Psychiatric consultation and beyond

I knew that L’s transition had to follow a number of official steps so we started with seeing the family General Practitioner (GP).  Thankfully he was very receptive and, after taking a bit of medical and family history and a brief physical examination, he was happy to refer L for psychiatric assessment.

It wasn’t long before L was invited to the local Child & Adolescent service.  L was seen alone first, then I had to go in alone, and then we went in together, with the whole thing lasting around 90 minutes.

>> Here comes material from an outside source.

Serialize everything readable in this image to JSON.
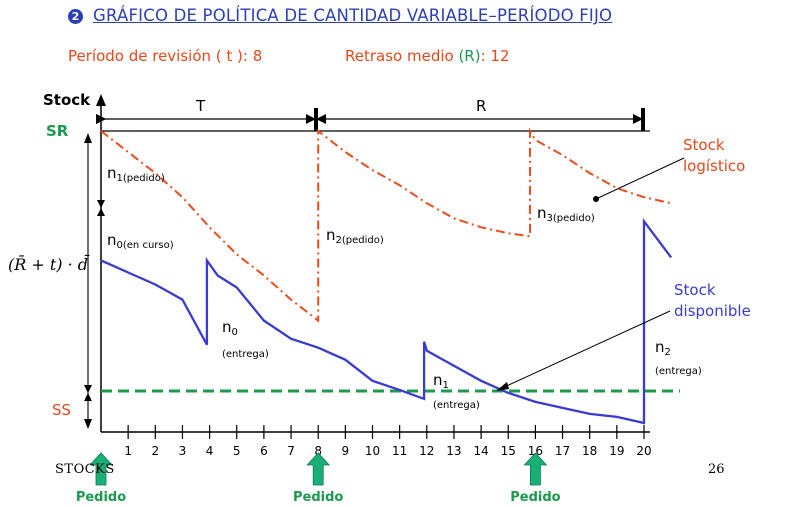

To be honest, I think we were expecting a bit more from the appointment but, in hindsight, I realised that the psychiatrist had two goals: 1) To make sure that L had no underlying psychological issues which may make them feel unhappy about themselves, and 2) To make sure that L was not being pushed into anything by his parents.  Hence the questions about my only having one child and about my tattoos which I have written about in another blog.

At the end of the session the psychiatrist confirmed that L had “classic gender dysphoria” and agreed to refer to the Tavistock Clinic in London.

A little bit of background

According to my medical records, I gave birth to a son in the year 2000.  Despite a stressful birth and a minor physical issue which had to be corrected surgically, his development was fairly normal.  Throughout childhood, my child played with a full range of toys, including train sets, remote-controlled cars, Lego, and comic books.  There were times riding quad bikes, climbing straw bales, and playing in the mud (and much worse) on the farm.  But also there was a fully-furnished dolls house, colouring books, and an enviable collection of Bratz dolls and accessories.

L was never into team sports (football, rugby) and played more with girls than boys.  I never thought anything of this as I am a strong believer that each child should find their own likes and dislikes and not be overly influenced by their parents.

Through the school years, L would often get called gay (especially by boys) and, to some extent, this was what myself and other adults thought.  It wasn’t until L turned 15 earlier this year that it suddenly dawned that my child was gender-dysmorphic.  I knew that L had been unhappy in a male body (especially once the changes due to puberty started kicking in) and the more we talked about things the more clear it became.

So we are starting out on the next stage of a long journey and I hope to use this blog to put a parent’s perspective on that journey.  We have already been through psychiatric assessment (more about that in another post), we have become part of the trans community in South Wales, and we are now waiting for the first visit to the Tavistock Centre in London.